I revisited ancient humans (first time with the Internet) a few years back with recent discoveries about the Denisovans (there is a fascinating cave with a jade bracelet and other discoveries) and other ancient humans (giants and hobbits; Neanderthals and homo floresiensis). Interesting topic for those curious about what it means to be human. Millenia of waves of migration tell a story that isn’t restricted to the past couple hundred years, so if anyone is interested here is a thread for information and discussion on this topic.
This one has seen some resistance in the northern land bridge theory crowd.
Still? I thought island hopping was fairly accepted by now. Also, hilarious that if there were people wiped it it could have been colonials who did it (like the Indigenous people wouldn’t do that kind of thing to each other)…
If you want some really out there fringe, to which I do not subscribe personally but did look into once upon a time:
To be clear, I do not give this hypothesis personal endorsement.
The article you posted says that the migration was via the bering straits.
Ya I posted it thinking it was a different article. I can’t find what I was looking for where it was suggested there was a South Pacific migration. My bad.
Yeah, I don’t see how people sharing a common origin with the Melanesians, Negritos, and Australian Aboriginals has to arrive in the Americas another way than the Bering strait.
They were obviously the first modern humans to reach Southeast Asia 75 thousand year ago, along coastal India. From there, some of them could have easily have travelled North and cross the land bridge, while the rest moved further South, and eventually reaching Australia.
The next wave of human migration wouldn’t have reached East Asia until around 35kya, a good 4000 years later. Those groups wouldn’t have crossed the Bering strait until 20kya. That gives the Australo-Melanesian group a good 55 thousand year head start to move into the Americas, even if they only did so in limited numbers.
The possibility that they didn’t stop at Easter Island is intriguing.
The Australo-Melanesian group migrated along coastal routes, not across the ocean.
I think the oldest evidence of human habitation on easter Island is approx 1000 years.

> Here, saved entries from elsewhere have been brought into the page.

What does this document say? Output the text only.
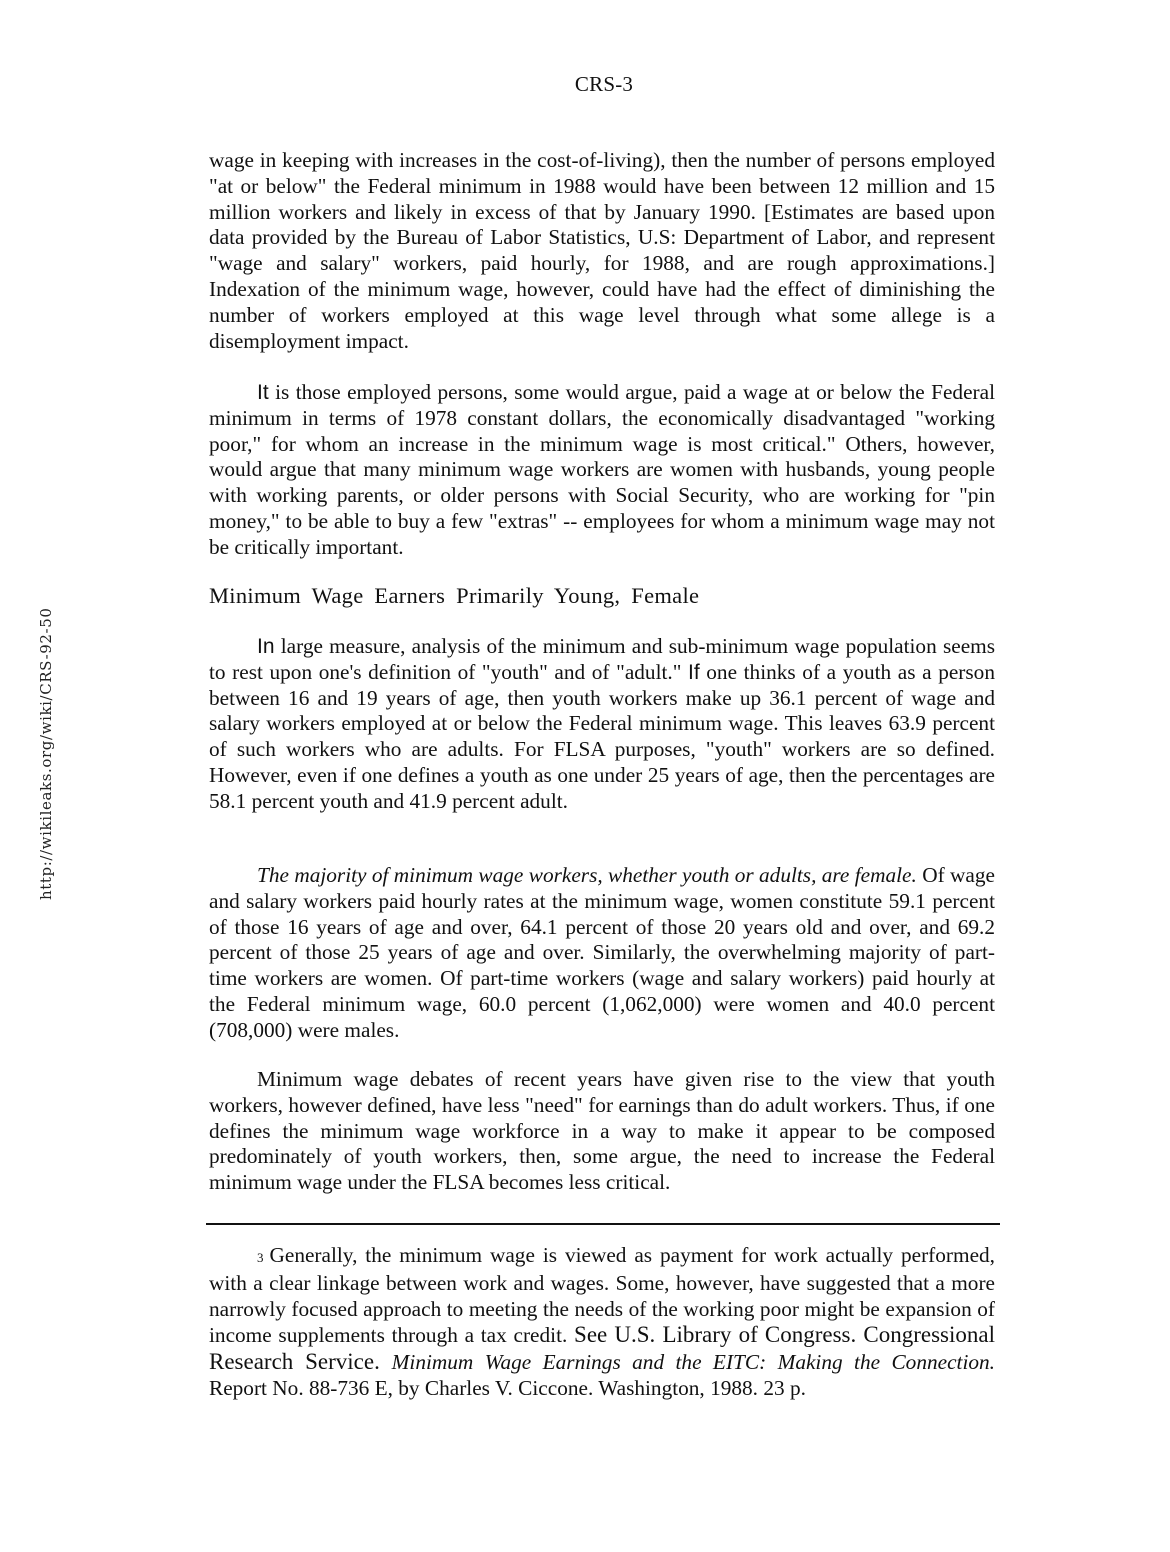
CRS-3
http://wikileaks.org/wiki/CRS-92-50

wage in keeping with increases in the cost-of-living), then the number of persons employed "at or below" the Federal minimum in 1988 would have been between 12 million and 15 million workers and likely in excess of that by January 1990. [Estimates are based upon data provided by the Bureau of Labor Statistics, U.S: Department of Labor, and represent "wage and salary" workers, paid hourly, for 1988, and are rough approximations.] Indexation of the minimum wage, however, could have had the effect of diminishing the number of workers employed at this wage level through what some allege is a disemployment impact.

It is those employed persons, some would argue, paid a wage at or below the Federal minimum in terms of 1978 constant dollars, the economically disadvantaged "working poor," for whom an increase in the minimum wage is most critical." Others, however, would argue that many minimum wage workers are women with husbands, young people with working parents, or older persons with Social Security, who are working for "pin money," to be able to buy a few "extras" -- employees for whom a minimum wage may not be critically important.

Minimum Wage Earners Primarily Young, Female

In large measure, analysis of the minimum and sub-minimum wage population seems to rest upon one's definition of "youth" and of "adult." If one thinks of a youth as a person between 16 and 19 years of age, then youth workers make up 36.1 percent of wage and salary workers employed at or below the Federal minimum wage. This leaves 63.9 percent of such workers who are adults. For FLSA purposes, "youth" workers are so defined. However, even if one defines a youth as one under 25 years of age, then the percentages are 58.1 percent youth and 41.9 percent adult.

The majority of minimum wage workers, whether youth or adults, are female. Of wage and salary workers paid hourly rates at the minimum wage, women constitute 59.1 percent of those 16 years of age and over, 64.1 percent of those 20 years old and over, and 69.2 percent of those 25 years of age and over. Similarly, the overwhelming majority of part-time workers are women. Of part-time workers (wage and salary workers) paid hourly at the Federal minimum wage, 60.0 percent (1,062,000) were women and 40.0 percent (708,000) were males.

Minimum wage debates of recent years have given rise to the view that youth workers, however defined, have less "need" for earnings than do adult workers. Thus, if one defines the minimum wage workforce in a way to make it appear to be composed predominately of youth workers, then, some argue, the need to increase the Federal minimum wage under the FLSA becomes less critical.

3 Generally, the minimum wage is viewed as payment for work actually performed, with a clear linkage between work and wages. Some, however, have suggested that a more narrowly focused approach to meeting the needs of the working poor might be expansion of income supplements through a tax credit. See U.S. Library of Congress. Congressional Research Service. Minimum Wage Earnings and the EITC: Making the Connection. Report No. 88-736 E, by Charles V. Ciccone. Washington, 1988. 23 p.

Whereas in south america it’s approx 10,000 years.
One reason you might have trouble finding articles that support a southern pacific route, is that those articles are very few on the ground.

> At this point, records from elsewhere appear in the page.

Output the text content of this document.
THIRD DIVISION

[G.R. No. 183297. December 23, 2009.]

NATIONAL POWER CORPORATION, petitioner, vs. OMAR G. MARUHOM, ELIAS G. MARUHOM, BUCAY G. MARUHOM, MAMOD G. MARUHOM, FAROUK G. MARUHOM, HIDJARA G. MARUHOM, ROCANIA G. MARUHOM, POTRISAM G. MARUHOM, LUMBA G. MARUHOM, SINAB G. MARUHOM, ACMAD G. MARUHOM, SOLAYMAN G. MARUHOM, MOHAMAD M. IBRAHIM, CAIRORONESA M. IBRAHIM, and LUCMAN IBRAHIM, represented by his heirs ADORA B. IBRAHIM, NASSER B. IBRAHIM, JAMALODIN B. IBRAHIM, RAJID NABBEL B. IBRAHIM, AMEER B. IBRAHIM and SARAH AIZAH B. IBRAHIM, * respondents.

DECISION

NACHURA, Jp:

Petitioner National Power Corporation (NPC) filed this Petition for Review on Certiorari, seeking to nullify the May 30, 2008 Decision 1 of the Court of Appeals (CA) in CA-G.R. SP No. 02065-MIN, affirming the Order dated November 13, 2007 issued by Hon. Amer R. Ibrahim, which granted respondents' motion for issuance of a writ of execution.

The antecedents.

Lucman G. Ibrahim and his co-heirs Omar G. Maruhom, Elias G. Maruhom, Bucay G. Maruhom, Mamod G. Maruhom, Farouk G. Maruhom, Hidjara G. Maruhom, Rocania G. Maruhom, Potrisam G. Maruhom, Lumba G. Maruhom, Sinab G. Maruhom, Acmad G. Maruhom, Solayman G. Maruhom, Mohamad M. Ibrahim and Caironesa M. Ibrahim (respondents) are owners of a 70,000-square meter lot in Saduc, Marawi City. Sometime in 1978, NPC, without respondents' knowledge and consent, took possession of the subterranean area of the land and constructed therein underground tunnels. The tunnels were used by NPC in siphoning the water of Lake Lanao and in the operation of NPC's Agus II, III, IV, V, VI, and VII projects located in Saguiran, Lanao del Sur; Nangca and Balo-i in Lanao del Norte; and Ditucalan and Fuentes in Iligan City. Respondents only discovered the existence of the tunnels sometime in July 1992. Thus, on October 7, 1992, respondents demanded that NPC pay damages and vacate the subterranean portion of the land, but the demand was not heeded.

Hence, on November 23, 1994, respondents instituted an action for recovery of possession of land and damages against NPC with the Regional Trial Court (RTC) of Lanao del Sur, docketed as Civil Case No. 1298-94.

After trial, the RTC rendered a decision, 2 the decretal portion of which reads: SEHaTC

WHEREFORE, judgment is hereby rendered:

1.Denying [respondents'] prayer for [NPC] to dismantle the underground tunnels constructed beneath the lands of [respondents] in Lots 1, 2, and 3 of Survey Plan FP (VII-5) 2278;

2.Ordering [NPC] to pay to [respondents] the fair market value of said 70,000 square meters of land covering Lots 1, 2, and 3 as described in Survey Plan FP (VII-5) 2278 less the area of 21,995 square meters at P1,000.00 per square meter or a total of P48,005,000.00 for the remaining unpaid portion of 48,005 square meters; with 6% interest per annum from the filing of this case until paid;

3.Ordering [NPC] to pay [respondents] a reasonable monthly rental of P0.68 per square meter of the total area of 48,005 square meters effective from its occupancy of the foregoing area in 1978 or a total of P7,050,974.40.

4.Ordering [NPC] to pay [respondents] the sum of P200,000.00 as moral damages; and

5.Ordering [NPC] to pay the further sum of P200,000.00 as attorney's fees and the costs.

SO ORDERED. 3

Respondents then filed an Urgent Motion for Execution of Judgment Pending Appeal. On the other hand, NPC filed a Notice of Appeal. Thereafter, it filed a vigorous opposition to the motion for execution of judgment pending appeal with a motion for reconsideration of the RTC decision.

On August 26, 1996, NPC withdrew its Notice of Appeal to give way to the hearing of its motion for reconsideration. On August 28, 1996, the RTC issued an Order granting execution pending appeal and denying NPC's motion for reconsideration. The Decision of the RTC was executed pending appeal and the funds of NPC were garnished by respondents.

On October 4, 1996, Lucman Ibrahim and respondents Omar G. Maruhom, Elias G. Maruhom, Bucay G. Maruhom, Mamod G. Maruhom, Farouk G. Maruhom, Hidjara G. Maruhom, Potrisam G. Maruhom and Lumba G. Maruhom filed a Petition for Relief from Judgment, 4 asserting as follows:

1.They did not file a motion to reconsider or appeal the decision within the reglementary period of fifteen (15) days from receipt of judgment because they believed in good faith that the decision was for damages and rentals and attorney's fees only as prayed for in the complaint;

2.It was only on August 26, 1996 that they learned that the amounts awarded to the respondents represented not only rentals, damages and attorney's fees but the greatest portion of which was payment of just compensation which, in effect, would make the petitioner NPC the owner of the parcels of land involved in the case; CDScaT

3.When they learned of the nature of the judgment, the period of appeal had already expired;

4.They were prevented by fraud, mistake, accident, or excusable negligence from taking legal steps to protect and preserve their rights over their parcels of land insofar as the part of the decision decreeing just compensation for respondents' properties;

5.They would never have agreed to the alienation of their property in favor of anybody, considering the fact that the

That’s the intriguing part, for me. The question is begging to be asked, “Why not?”. The findings of dirt diggers in recent years have opened many cans of worms.
I’ve dug into this a bit in the past and there’s all kinds of fascinating stuff at the edges.
.For instance I found that Native Americans had some more neanderthal/denisovan genes than later immigrants.
Was it because they mixed in Asia and then moved over.
Was it because neanderthals actually made it to N.America in small numbers ?
It seems I may have been onto something !
Yeah almost everything points to people coming in over the Bering sea. How early they came is the main question and WHO were those humans.
I agree. But, is it a fault in data or is it because there is a herd mentality if certain areas of research? Graham Hancock was considered a whacko from outside the field until lettered academics proved his theories plausible.
He’s still a whacko.
We needs us some whackos.
They simply didn’t develop ship building technology capable of long distance open ocean voyage? It took Europeans a pretty darn long time to develop that capability themselves.
The Australo-Melanesian group migrated before the last glacial maximum (33kya~20kya).
One of my life goals is to visit this place and the Altai Mountains .
I get that. I’m less apt to take for given things that are accepted beliefs on what the ancients were capable of in the face of places like the Saksaywaman( Sacsayhuamán) Walls.
Yeah I think we have to keep an open mind the possibility that some of these peoples could have made it. Either by drifting in boats or tsunamis or a few crazy fishermen or religious types . Just small numbers.